Coordenadora do departamento de dependência química da Associação Psiquiátrica do Rio Grande do Sul, a psiquiatra Carla Bicca diz que a maconha traz tudo aquilo de ruim que a o cigarro dá, com efeitos maiores ou menores de acordo com a quantidade e a idade de início.
—A falta de programas de prevenção é, na opinião da especialista, o que pode barrar o consumo nessa faixa etária. Segundo ela, a maconha ainda é considerada inócua:
— O pessoal tem uma visão do passado, quando a droga tinha menor concentração do THC (Tetrahidrocanabinol, principal substância psicoativa da planta). Como hoje o livre arbítrio está em alta, cria a impressão de que a maconha não é tão ruim. Usa sem pensar nos impactos que ela pode causar.

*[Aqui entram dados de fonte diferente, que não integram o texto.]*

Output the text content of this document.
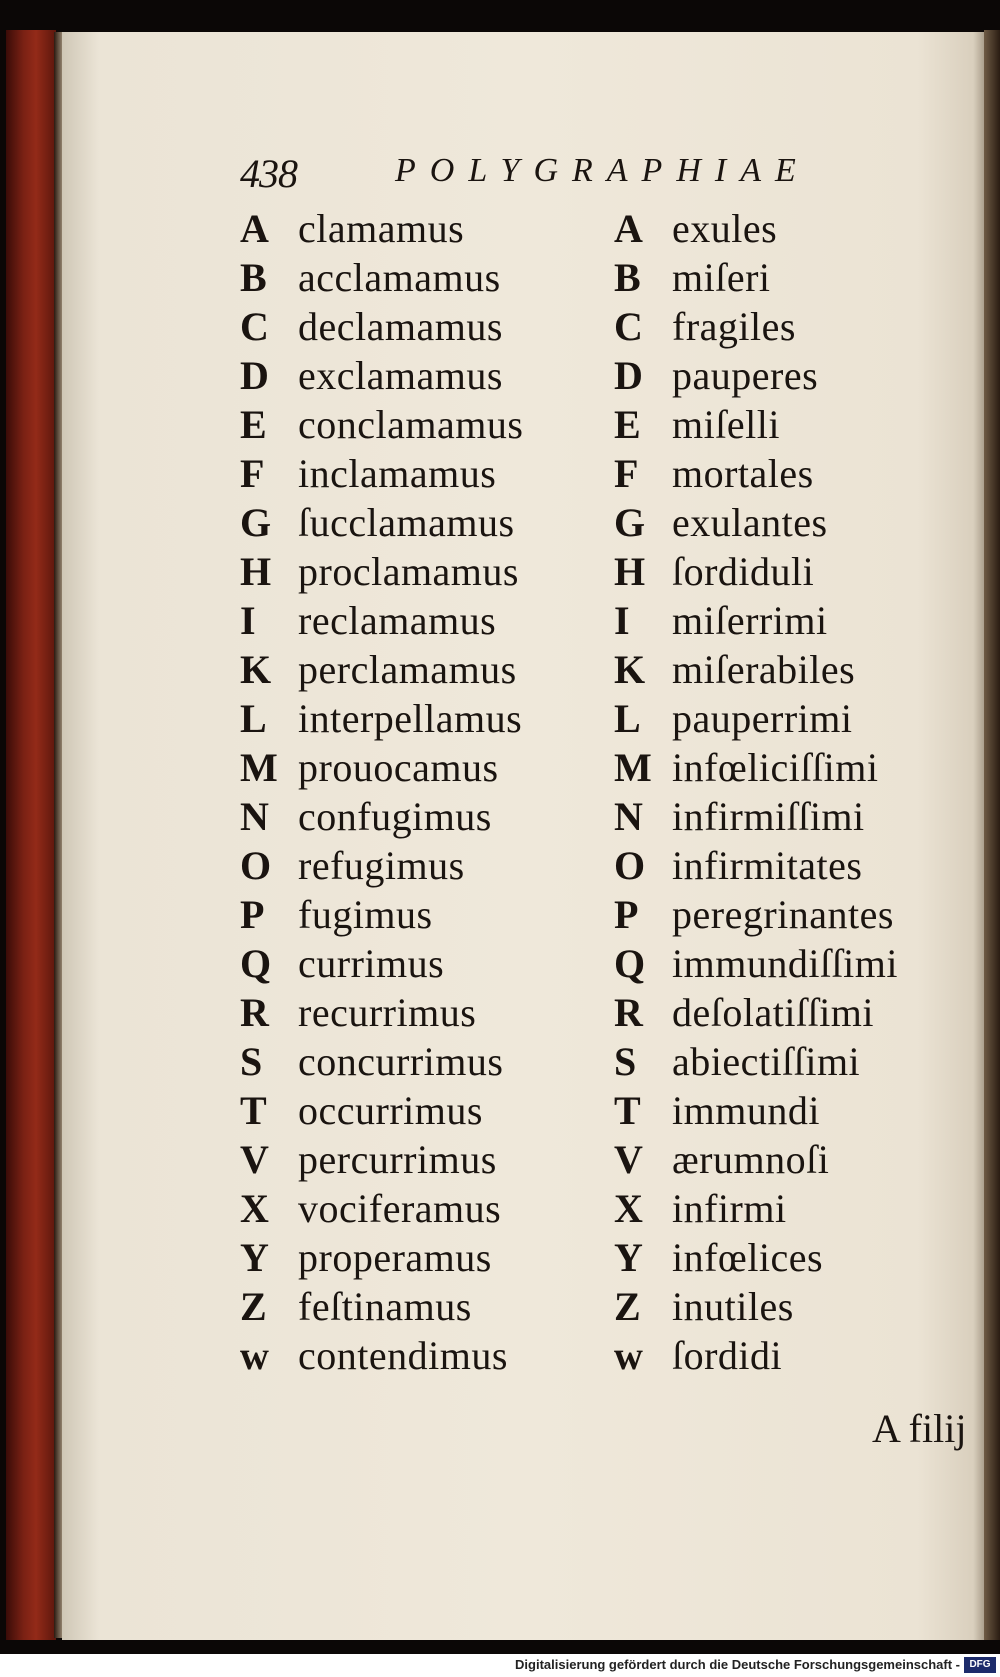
438	POLYGRAPHIAE
A clamamus
B acclamamus
C declamamus
D exclamamus
E conclamamus
F inclamamus
G ſucclamamus
H proclamamus
I reclamamus
K perclamamus
L interpellamus
M prouocamus
N confugimus
O refugimus
P fugimus
Q currimus
R recurrimus
S concurrimus
T occurrimus
V percurrimus
X vociferamus
Y properamus
Z feſtinamus
w contendimus
A exules
B miſeri
C fragiles
D pauperes
E miſelli
F mortales
G exulantes
H ſordiduli
I miſerrimi
K miſerabiles
L pauperrimi
M infœliciſſimi
N infirmiſſimi
O infirmitates
P peregrinantes
Q immundiſſimi
R deſolatiſſimi
S abiectiſſimi
T immundi
V ærumnoſi
X infirmi
Y infœlices
Z inutiles
w ſordidi
A filij
Digitalisierung gefördert durch die Deutsche Forschungsgemeinschaft - DFG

Chefe do setor de dependência química do hospital Mãe de Deus, Sérgio de Paula Ramos diz que a prevenção é mais segura do que a legalização. Ele explica que, nos locais onde houve política de abrandamento dos controles sociais das drogas, houve aumento do consumo, como ocorreu nos EUA e em Portugal:
— O Brasil falha por não tratar o assunto preventivamente nas escolas. Esta é a saída.
Uso medicinal
A Cannabis não cura o câncer ou a Aids. O que ela faz com eficiência é aliviar o sofrimento decorrente dessas doenças. A partir de 1975, os médicos perceberam que a substância psicoativa ajudava a superar crises de náusea e vômitos provocadas pela quimioterapia, tratamento que busca controlar os tumores cancerígenos.
O mal-estar que decorre da quimioterapia pode se tornar intolerável se não for controlado e há pacientes que não conseguem dar continuidade ao tratamento. Por isso, o uso da maconha é considerado por alguns médicos.
A psiquiatra Fernanda de Paula Ramos explica, porém, que a medicina está muito avançada em termos de fármacos para oncologia.
— A medicina tem outras drogas que não tem os efeitos colaterais da maconha — afirma.